I’ve used a very large value for the parameter \(\sigma\) here. This is because the snake starts off far away from the edge we’re looking for, and the external force is the only thing that is able to pull it towards these edges. Many of the improvements to the snake so far have been therefore to increase the “pull” range of edges by modifying the external force. Since I don’t want to go into that, I’ve opted to use a large \(\sigma\) , which spreads out the gradient over a large area. Another thing to note here is that f is a vector image, that is, each pixel has two values, one for the gradient along the x-axis, and one along the y-axis. f{1} extracts a scalar image containing only the x-component of the gradient, whereas f(100,100) extracts a vector corresponding to the pixel at (100,100).

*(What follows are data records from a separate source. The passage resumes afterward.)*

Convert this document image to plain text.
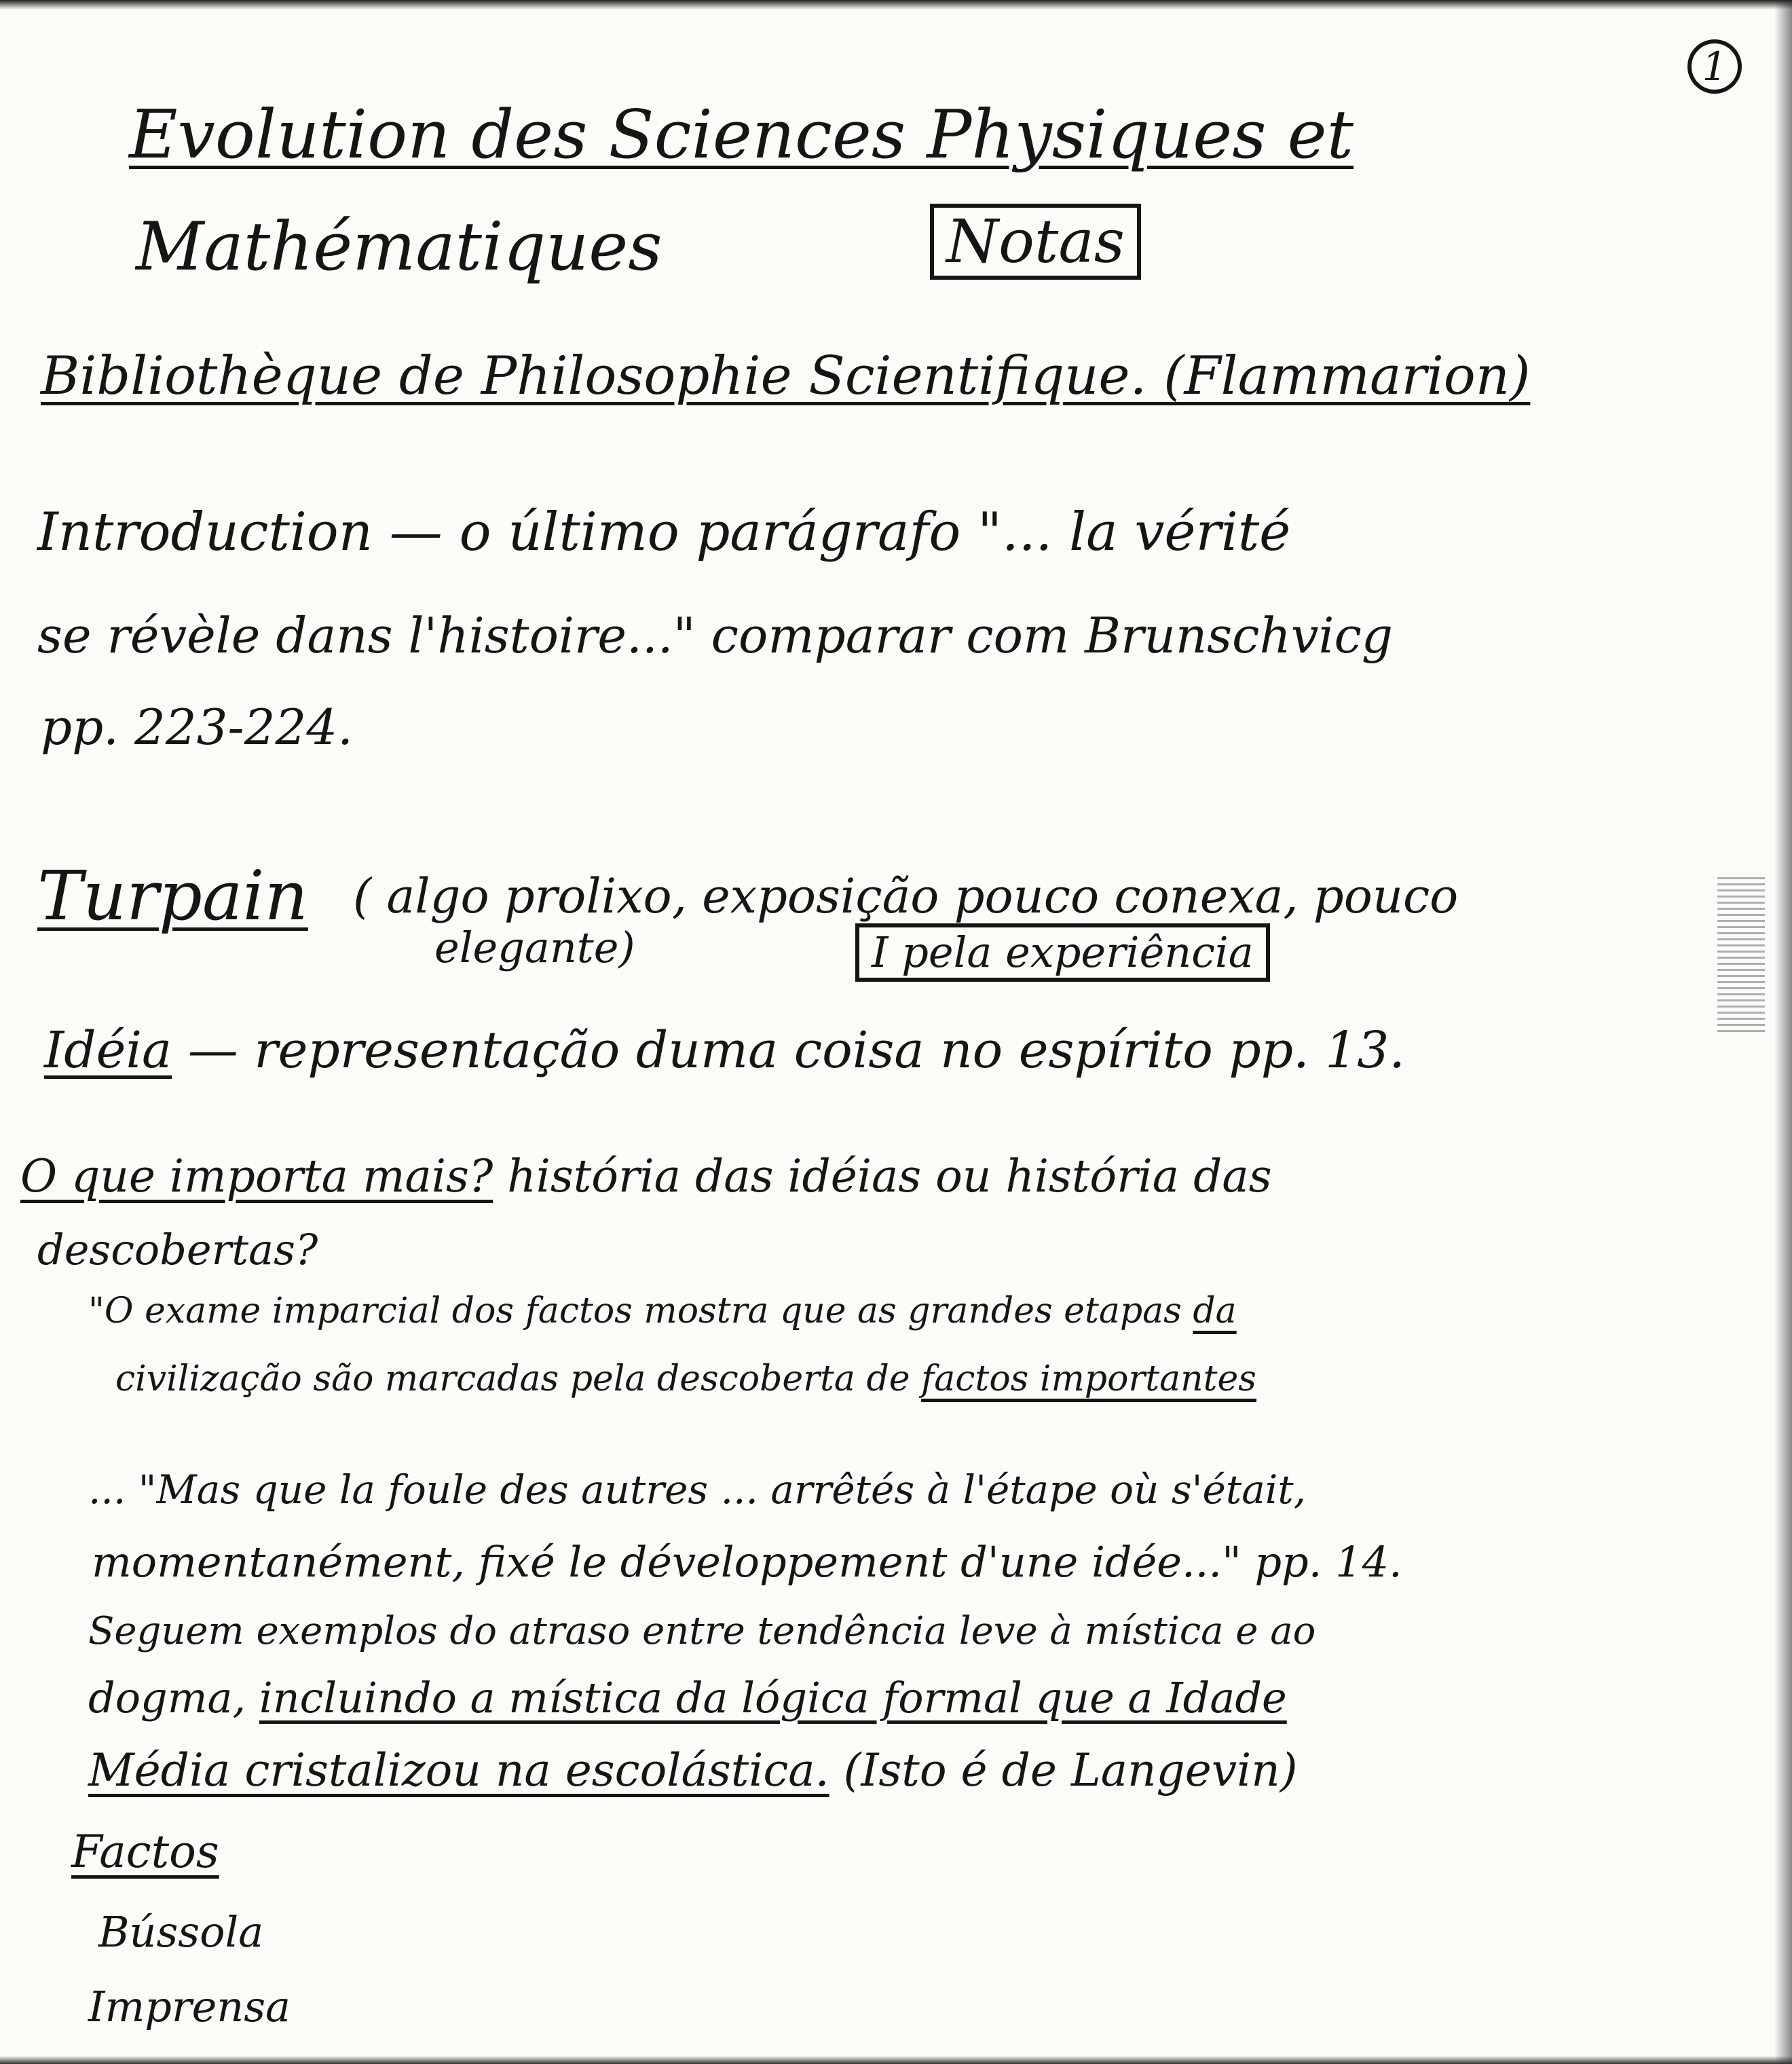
1
Evolution des Sciences Physiques et
Mathématiques	Notas
Bibliothèque de Philosophie Scientifique. (Flammarion)
Introduction — o último parágrafo "... la vérité
se révèle dans l'histoire..." comparar com Brunschvicg
pp. 223-224.
Turpain ( algo prolixo, exposição pouco conexa, pouco
elegante)	I pela experiência
Idéia — representação duma coisa no espírito pp. 13.
O que importa mais? história das idéias ou história das
descobertas?
"O exame imparcial dos factos mostra que as grandes etapas da
civilização são marcadas pela descoberta de factos importantes
... "Mas que la foule des autres ... arrêtés à l'étape où s'était,
momentanément, fixé le développement d'une idée..." pp. 14.
Seguem exemplos do atraso entre tendência leve à mística e ao
dogma, incluindo a mística da lógica formal que a Idade
Média cristalizou na escolástica. (Isto é de Langevin)
Factos
Bússola
Imprensa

The last thing to do is to get the value (at sub-pixel locations by interpolation) of the external force at the snake’s control points, and update the position of these control points according to the gradient descent equation we derived. We’ll do this in a loop, iterations times, and plot the resulting snake every 5 iterations. I’m plotting the final result in red:

for ii = 1:iterations
   % Calculate external force
   coords = [x,y];
   fex = get_subpixel(f{1},coords,'linear');
   fey = get_subpixel(f{2},coords,'linear');
   % Move control points
   x = P*(x+gamma*fex);
   y = P*(y+gamma*fey);
   if mod(ii,5)==0
      plot([x;x(1)],[y;y(1)],'b')
   end
end
plot([x;x(1)],[y;y(1)],'r')

test image with final segmentation

Ok. So now we’ve got a snake, and got it moving towards an edge! Too bad that the snake seems to converge to a point inside the edge. This is because the Gaussian gradient used to compute the external energy had a very large parameter \(\sigma\) . In a Gaussian smoothed image, edges always move inwards. We could run the loop above again, but using an external force computed with a smaller \(\sigma\) , since the snake is closer to the edge now. However, there are better alternatives to the external force that do not require this type of multi-scale approach. See for example gradient vector flow or vector field convolution. I won’t go into these, but the next release of DIPimage will have functions to compute these external forces.

Yet another modification to the snake is the so called balloon force. It is an internal force that moves the snake outwards (or inwards if you make it’s weight negative). It can very easily be added to the loop above, as you can see in the function snakeminimize. Go ahead, download and install it into your DIPimage directory. There’s a README file with instructions inside. That function uses a class dip_snake, which I will discuss in a future post.